= Count of Tours =

During the early Middle Ages, the count of Tours was the ruler of the old Roman pagus Turonicus: the city of Tours and its hinterland, the Touraine.

Under the Merovingians, counts at Tours were appointed local representatives of the king, such as the base-born Leudast who had made his way at the Paris court of Charibert I and was appointed count at Tours by the king in the 570s, to the disgust of Gregory of Tours.

Under the early Carolingians, the counts of Tours stilled owed their position to the kings. In 828, Count Hugh was disgraced and removed from office for his reluctance to act after Abu Marwan's sack of Barcelona. Counts Adalard and Vivian (count 844–51) were also the lay abbots of St Martin's of Tours.
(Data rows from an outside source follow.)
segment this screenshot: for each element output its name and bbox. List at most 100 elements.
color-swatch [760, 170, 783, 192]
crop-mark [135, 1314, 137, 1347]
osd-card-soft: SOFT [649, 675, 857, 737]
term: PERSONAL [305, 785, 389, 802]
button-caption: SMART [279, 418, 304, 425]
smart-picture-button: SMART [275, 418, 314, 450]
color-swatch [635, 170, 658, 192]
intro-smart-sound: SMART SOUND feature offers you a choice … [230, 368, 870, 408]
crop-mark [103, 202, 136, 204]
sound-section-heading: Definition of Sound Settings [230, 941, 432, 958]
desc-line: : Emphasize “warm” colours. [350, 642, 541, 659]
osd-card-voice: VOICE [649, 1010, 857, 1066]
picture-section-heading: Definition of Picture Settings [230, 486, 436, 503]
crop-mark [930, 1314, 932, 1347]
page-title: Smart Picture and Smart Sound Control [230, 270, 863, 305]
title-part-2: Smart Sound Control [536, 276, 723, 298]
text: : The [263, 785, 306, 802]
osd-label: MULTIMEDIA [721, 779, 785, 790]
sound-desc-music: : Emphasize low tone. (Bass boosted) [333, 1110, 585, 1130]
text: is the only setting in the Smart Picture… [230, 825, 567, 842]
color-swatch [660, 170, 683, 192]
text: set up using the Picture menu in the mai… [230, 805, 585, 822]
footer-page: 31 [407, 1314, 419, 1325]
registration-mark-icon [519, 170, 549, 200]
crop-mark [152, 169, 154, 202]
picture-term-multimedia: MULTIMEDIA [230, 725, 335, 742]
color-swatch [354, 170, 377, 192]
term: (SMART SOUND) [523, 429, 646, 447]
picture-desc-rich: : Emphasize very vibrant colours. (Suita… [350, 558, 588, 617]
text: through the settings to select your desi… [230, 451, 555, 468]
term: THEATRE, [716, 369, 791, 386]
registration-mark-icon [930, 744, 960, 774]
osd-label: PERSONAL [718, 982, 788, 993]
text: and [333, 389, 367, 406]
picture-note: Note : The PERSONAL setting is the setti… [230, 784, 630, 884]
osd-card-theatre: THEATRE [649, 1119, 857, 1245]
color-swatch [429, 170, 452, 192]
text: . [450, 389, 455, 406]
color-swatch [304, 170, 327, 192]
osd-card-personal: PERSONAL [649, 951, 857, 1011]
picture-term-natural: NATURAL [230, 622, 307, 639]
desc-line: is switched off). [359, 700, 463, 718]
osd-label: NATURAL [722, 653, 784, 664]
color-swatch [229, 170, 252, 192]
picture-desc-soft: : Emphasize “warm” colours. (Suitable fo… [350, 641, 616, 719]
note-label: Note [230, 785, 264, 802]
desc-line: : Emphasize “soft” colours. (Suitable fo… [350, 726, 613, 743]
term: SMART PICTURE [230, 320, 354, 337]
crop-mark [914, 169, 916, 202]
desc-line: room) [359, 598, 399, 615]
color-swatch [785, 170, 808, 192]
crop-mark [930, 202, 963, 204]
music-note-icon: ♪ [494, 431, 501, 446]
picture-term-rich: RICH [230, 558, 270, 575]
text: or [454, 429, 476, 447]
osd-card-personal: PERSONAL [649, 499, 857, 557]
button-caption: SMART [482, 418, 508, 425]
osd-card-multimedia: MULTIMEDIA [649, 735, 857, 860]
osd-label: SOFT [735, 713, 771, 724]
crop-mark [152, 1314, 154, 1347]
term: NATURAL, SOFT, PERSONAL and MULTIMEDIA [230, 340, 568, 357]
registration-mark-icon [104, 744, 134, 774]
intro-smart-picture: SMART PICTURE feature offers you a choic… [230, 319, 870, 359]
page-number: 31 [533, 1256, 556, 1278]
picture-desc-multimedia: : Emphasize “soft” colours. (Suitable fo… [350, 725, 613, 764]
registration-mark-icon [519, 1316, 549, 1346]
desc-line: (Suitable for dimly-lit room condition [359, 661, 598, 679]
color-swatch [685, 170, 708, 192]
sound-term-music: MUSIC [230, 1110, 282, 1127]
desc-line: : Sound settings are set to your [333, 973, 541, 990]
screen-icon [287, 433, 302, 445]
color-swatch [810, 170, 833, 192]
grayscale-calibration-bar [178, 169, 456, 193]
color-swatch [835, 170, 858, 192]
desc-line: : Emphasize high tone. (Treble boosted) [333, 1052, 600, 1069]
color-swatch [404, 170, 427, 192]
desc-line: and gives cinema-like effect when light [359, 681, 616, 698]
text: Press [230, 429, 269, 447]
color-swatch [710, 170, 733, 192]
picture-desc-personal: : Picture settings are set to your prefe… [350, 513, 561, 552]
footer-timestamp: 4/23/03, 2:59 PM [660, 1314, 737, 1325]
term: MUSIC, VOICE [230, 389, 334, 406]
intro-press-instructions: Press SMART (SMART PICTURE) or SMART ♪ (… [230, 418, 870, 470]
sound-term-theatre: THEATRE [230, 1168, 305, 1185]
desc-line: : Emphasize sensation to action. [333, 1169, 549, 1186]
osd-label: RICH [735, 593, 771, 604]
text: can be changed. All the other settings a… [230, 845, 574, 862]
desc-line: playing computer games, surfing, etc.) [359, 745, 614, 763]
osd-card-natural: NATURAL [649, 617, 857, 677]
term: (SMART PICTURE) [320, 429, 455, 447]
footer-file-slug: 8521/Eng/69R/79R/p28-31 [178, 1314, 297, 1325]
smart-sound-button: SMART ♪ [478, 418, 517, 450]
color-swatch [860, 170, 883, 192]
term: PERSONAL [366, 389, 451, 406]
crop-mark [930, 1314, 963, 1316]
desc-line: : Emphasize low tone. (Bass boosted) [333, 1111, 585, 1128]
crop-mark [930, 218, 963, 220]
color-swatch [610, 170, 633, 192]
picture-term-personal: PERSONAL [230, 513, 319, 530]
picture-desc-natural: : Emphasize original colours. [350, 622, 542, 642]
After them the county and the abbacy were usually held together.

Robert the Strong who, besides Tours, also ruled the counties of Anjou and Blois, appointed viscounts to govern the Touraine in his absence. On his death in 866 he was succeeded by his stepson, Hugh the Abbot, inaugurating the hereditary countship. Hugh was followed by Robert's sons, Odo (d. 898) and Robert (d. 923). When Odo became king of France in 888, he gave his counties, including Tours, to Robert. On the death of the Robert's son, Hugh the Great, in 956, the Carolingian monarch reasserted his authority over the counties by refusing for four years to invest Hugh's son, Hugh Capet, with them. During this period, the viscounts of Anjou and Blois–Tours, who had begun to usurp comital power and the comital title, broke definitively with their Robertian overlords.